Capsule Endoscopy


Capsule endoscopy is a fairly new method used to evaluate the lining of the small bowel. It is otherwise known as the “pill cam.” The bowels are divided into three portions – the upper portion includes your stomach and can be easily reached by gastroscopy. The lower portion is your colon, which can be thoroughly seen via colonoscopy. The middle section, the small bowel, is too long and winding to be reached effectively with an endoscope. Capsule endoscopy is a means by which the small bowel lining can be seen. Capsule endoscopy involves swallowing a small capsule with a battery and camera inside. As the capsule meanders through your small bowel, images are taken of the small bowel lining.


The capsule is about the size of a vitamin pill. Once it is swallowed, images of your bowel are obtained continuously for eight hours. You will wear a sensor device to store the images. At the end of the day you will return to the office, the sensor will be removed, and the images will be downloaded to a computer, so that your physician can review the images. The capsule will spontaneously pass through your system and be eliminated within a bowel movement. Passage of the capsule does not hurt and you may not realize when the capsule passes. Most patients consider the test comfortable. You should not be near MRI equipment while wearing the sensor.

Images will be clearer if the bowel is free of waste material, so you will be asked to drink a flushing solution the day prior to swallowing the capsule. Once you have ingested the pill camera, you can drink clear liquids after two hours and eat a light meal after four hours, unless instructed otherwise by your physician. You should avoid vigorous activity like running or jumping during the capsule exam. Results are generally available within one week.

As is the case with all new tests, some insurance companies do not provide benefits for capsule endoscopy. Please check with your insurer and our office prior to arranging for your capsule endoscopy appointment.


As alluded to earlier, evaluating the lining of the small bowel can be difficult. There are several tests available, such as CT scan, x-rays, or upper GI with small bowel follow-through. None of these tests, however, provides images of the bowel lining. Capsule endoscopy is unique in this sense – it allows your physician to see inside of the bowel. Although any suspected condition of the small bowel can be a reason to have capsule endoscopy, some of the more common causes include Crohn’s disease, gastrointestinal bleeding of unclear source, malignancy, polyps, and ulcers. Capsule endoscopy is not an adequate test for evaluating the colon and cannot be used in place of colonoscopy.


The most serious complication is entrapment of the capsule within the gastrointestinal tract.

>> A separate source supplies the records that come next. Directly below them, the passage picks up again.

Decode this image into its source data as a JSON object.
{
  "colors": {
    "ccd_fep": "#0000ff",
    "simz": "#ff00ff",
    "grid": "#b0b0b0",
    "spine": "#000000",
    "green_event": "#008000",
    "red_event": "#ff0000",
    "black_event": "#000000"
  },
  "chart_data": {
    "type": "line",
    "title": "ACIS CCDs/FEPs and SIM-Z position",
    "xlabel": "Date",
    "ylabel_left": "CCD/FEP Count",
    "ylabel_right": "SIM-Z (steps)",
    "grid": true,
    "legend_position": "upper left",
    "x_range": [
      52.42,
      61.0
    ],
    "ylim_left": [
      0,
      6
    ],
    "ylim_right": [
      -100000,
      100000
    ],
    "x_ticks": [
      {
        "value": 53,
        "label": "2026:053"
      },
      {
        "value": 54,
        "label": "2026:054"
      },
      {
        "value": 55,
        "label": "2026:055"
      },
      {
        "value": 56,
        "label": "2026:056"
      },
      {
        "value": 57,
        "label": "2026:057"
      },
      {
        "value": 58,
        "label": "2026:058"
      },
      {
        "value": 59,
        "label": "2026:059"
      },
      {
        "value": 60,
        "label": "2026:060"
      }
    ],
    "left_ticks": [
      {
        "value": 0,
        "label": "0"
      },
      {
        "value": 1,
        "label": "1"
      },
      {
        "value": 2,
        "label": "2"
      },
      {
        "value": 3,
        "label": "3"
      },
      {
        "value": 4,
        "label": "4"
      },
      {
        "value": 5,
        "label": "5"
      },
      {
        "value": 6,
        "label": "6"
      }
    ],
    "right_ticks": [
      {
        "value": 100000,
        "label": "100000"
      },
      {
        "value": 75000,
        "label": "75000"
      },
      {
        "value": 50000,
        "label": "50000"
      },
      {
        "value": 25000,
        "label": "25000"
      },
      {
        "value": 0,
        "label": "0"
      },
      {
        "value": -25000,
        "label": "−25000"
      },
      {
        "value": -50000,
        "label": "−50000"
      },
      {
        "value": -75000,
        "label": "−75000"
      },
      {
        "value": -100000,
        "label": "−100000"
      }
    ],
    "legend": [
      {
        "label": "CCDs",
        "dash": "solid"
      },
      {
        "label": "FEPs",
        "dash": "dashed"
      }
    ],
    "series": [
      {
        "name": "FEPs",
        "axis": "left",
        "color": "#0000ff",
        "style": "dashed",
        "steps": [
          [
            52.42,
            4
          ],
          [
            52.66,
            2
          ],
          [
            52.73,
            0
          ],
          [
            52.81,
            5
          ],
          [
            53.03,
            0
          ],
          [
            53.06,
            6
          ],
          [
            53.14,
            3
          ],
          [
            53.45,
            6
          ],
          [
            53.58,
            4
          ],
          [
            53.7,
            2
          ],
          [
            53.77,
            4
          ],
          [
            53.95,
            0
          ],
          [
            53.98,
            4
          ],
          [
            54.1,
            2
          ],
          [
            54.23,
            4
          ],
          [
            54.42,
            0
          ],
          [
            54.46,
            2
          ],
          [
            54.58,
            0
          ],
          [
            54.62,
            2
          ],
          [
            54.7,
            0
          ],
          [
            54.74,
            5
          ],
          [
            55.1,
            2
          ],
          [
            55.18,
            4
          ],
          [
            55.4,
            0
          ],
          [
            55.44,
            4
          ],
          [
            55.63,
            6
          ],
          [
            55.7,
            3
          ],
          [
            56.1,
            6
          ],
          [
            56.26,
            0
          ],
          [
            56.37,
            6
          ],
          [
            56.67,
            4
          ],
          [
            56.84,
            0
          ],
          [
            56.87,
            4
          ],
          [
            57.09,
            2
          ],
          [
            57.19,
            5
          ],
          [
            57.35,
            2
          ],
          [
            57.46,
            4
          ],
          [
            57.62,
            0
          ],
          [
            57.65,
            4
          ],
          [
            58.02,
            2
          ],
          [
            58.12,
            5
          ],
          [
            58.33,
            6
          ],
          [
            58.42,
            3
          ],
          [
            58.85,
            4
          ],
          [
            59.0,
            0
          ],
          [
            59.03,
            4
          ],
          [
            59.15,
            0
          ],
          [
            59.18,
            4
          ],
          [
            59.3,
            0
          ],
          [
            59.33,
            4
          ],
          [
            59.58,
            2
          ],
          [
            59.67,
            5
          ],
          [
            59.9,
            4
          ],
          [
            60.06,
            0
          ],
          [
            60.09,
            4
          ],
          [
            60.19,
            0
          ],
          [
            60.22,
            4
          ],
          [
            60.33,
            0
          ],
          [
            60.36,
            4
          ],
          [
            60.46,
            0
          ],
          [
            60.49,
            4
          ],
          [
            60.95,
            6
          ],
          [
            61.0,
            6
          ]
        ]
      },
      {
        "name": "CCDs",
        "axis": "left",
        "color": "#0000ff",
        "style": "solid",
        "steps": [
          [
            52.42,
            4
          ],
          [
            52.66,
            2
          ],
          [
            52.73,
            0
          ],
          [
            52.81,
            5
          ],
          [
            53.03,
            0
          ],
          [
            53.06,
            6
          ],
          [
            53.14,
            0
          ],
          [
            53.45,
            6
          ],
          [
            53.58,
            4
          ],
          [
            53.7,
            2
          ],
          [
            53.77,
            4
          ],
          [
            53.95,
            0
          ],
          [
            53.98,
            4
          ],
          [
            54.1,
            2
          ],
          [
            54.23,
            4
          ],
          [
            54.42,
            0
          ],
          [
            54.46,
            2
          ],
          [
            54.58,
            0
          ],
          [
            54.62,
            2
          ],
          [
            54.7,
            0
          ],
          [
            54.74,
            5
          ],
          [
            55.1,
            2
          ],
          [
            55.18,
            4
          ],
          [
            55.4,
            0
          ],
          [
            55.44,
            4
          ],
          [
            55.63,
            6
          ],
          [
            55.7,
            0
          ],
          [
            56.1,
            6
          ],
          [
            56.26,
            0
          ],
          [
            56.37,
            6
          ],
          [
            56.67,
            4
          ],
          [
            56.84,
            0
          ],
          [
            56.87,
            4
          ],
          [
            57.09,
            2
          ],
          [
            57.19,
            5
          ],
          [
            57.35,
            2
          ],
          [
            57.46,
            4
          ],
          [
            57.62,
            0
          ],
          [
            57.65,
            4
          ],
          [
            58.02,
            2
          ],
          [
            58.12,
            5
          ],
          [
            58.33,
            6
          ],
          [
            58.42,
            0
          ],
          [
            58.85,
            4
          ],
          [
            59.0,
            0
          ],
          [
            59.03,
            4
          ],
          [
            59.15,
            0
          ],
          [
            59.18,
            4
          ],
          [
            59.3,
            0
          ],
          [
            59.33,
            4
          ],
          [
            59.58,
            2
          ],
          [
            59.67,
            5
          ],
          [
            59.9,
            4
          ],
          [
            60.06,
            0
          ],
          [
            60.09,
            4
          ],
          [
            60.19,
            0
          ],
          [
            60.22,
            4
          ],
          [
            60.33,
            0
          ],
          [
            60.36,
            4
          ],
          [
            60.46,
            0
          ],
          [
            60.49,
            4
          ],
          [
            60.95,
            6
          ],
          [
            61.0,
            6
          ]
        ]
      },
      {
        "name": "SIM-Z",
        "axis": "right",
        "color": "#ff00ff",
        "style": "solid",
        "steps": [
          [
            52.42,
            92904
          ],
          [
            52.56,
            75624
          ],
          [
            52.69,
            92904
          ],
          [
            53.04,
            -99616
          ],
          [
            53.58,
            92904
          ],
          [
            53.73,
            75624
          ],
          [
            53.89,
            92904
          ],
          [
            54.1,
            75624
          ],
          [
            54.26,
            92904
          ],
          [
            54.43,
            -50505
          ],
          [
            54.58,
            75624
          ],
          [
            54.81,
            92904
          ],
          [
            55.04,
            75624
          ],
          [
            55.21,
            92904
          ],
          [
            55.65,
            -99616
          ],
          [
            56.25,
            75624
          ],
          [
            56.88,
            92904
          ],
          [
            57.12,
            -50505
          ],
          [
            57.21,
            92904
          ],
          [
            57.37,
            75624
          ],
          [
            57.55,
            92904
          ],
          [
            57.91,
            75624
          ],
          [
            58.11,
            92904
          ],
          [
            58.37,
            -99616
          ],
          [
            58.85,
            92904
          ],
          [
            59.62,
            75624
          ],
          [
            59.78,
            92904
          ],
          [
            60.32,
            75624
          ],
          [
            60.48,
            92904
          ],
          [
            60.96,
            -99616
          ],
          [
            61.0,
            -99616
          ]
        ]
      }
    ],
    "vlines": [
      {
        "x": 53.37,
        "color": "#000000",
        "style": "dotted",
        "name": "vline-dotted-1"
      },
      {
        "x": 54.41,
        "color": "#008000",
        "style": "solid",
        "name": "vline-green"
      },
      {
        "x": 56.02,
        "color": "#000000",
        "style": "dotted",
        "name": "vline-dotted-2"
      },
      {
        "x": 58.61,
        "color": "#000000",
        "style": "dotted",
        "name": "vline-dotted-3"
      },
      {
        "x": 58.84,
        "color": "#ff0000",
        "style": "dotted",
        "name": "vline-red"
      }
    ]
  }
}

If this occurs, surgery or conventional endoscopy could be necessary to remove the capsule. Please alert your physician if you have had prior abdominal surgery, bowel obstructions, adhesions, or inflammatory bowel disease. If you experience abdominal pain, bloating or vomiting during the capsule test, call your doctor immediately. If you develop chest pain, difficulty swallowing or a fever after the test, please call your physician immediately. Be careful not to prematurely disconnect the sensor, as data could be lost.